If you are fortunate, you and your ex will be in basic agreement about custody of your children, and you will be able to amicably settle a custody agreement. However, most custody cases are contested, and even cases that begin amicably can quickly turn sour. In all likelihood, you will require an attorney to represent you, and to help reach a resolution that is in the best interest of your children.
There may be hundreds of lawyers in your area who specialize in custody cases, so you may need to spend time weeding through a directory. The first thing to look for is that a prospective custody lawyer also be a Certified Family Law Specialist. The general field of family law also covers issues such as divorce, domestic violence, child and spousal support, division of property, and much more; requirements for certification vary from state to state, but in general, a lawyer seeking certification in family law must have devoted a percentage of his or her practice to this specialty (usually 25 percent), handled a wide variety of issues in family law; passed a written examination, as well as evaluations by peers and judges; and attended continuing education seminars in family law. In the state of California, for instance, out of nearly 200,000 practicing lawyers, only about a thousand have been certified as family law specialists, so you can narrow your choices considerably.
Any good lawyer will be happy to provide you with references. But don’t just browse through the list; call a few references and ask about their experiences with your prospective lawyer. Be sure the references that you speak with had cases that are similar to yours.
Your lawyer, obviously, should have experience in custody cases that are similar to yours. He or she should also have a successful track record in dealing with judges in your jurisdiction. Ideally, of course, a court operates on the basis of an unbiased judgment, but if your lawyer has already won cases with your judge, that is a positive sign. If you know who your judge will be, ask about any cases that your prospective lawyer has argued before that judge, or do some research and look up details on your own.

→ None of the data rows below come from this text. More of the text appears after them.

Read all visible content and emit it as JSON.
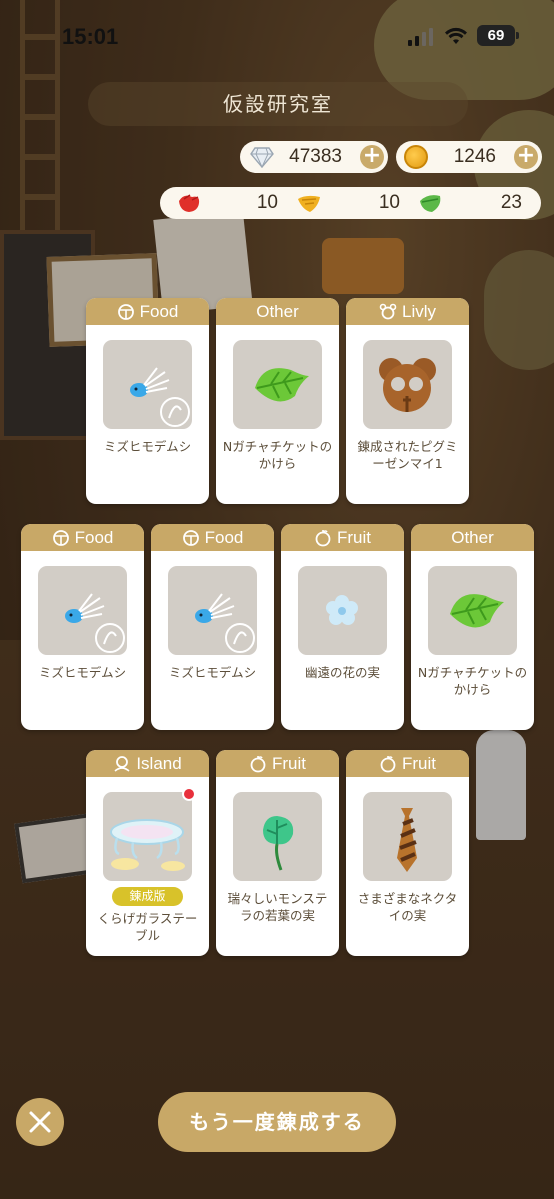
{
  "status_bar": {
    "time": "15:01",
    "battery": "69"
  },
  "header": {
    "title": "仮設研究室"
  },
  "currency": {
    "gems": "47383",
    "coins": "1246"
  },
  "resources": [
    {
      "icon": "red-material-icon",
      "value": "10",
      "color": "#e0302a"
    },
    {
      "icon": "yellow-material-icon",
      "value": "10",
      "color": "#f0b020"
    },
    {
      "icon": "green-material-icon",
      "value": "23",
      "color": "#5cb848"
    }
  ],
  "items": [
    {
      "category": "Food",
      "category_icon": "food-icon",
      "name": "ミズヒモデムシ",
      "thumb": "water-worm-icon"
    },
    {
      "category": "Other",
      "category_icon": "",
      "name": "Nガチャチケットのかけら",
      "thumb": "green-leaf-icon"
    },
    {
      "category": "Livly",
      "category_icon": "livly-icon",
      "name": "錬成されたピグミーゼンマイ1",
      "thumb": "pygmy-zenmai-icon"
    },
    {
      "category": "Food",
      "category_icon": "food-icon",
      "name": "ミズヒモデムシ",
      "thumb": "water-worm-icon"
    },
    {
      "category": "Food",
      "category_icon": "food-icon",
      "name": "ミズヒモデムシ",
      "thumb": "water-worm-icon"
    },
    {
      "category": "Fruit",
      "category_icon": "fruit-icon",
      "name": "幽遠の花の実",
      "thumb": "blue-flower-icon"
    },
    {
      "category": "Other",
      "category_icon": "",
      "name": "Nガチャチケットのかけら",
      "thumb": "green-leaf-icon"
    },
    {
      "category": "Island",
      "category_icon": "island-icon",
      "name": "くらげガラステーブル",
      "tag": "錬成版",
      "thumb": "jellyfish-table-icon",
      "new": true
    },
    {
      "category": "Fruit",
      "category_icon": "fruit-icon",
      "name": "瑞々しいモンステラの若葉の実",
      "thumb": "monstera-leaf-icon"
    },
    {
      "category": "Fruit",
      "category_icon": "fruit-icon",
      "name": "さまざまなネクタイの実",
      "thumb": "necktie-icon"
    }
  ],
  "footer": {
    "retry_label": "もう一度錬成する"
  },
  "colors": {
    "accent": "#c8a867",
    "card_bg": "#ffffff",
    "thumb_bg": "#d2cdc6"
  }
}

When you interview your prospective lawyer, be sure that the lawyer does not direct the interview. He or she will of course have questions for you about your case, but prepare an extended list of questions beforehand that you will ask the lawyer. You should ask about cost estimates, the estimated length of the case, and specifics regarding strategy. You should plan to interview at least three lawyers; ask them the same questions, so you can easily compare answers.
Also, make sure that you and your prospective lawyer are personally compatible. You will be spending time together discussing issues that are very personal to you, and you should be comfortable trusting your lawyer with such matters. If your lawyer is sincerely sympathetic to your case, then he or she will present that case positively before the judge. At the same time, bear in mind that, as in any custody case, the primary issue is what is in the best interest of the child. More and more custody cases are being resolved in some form of joint custody, in which both parents continue to be actively involved in raising their child. Your lawyer should not be overly aggressive, and should be willing to compromise if the parties move in that direction.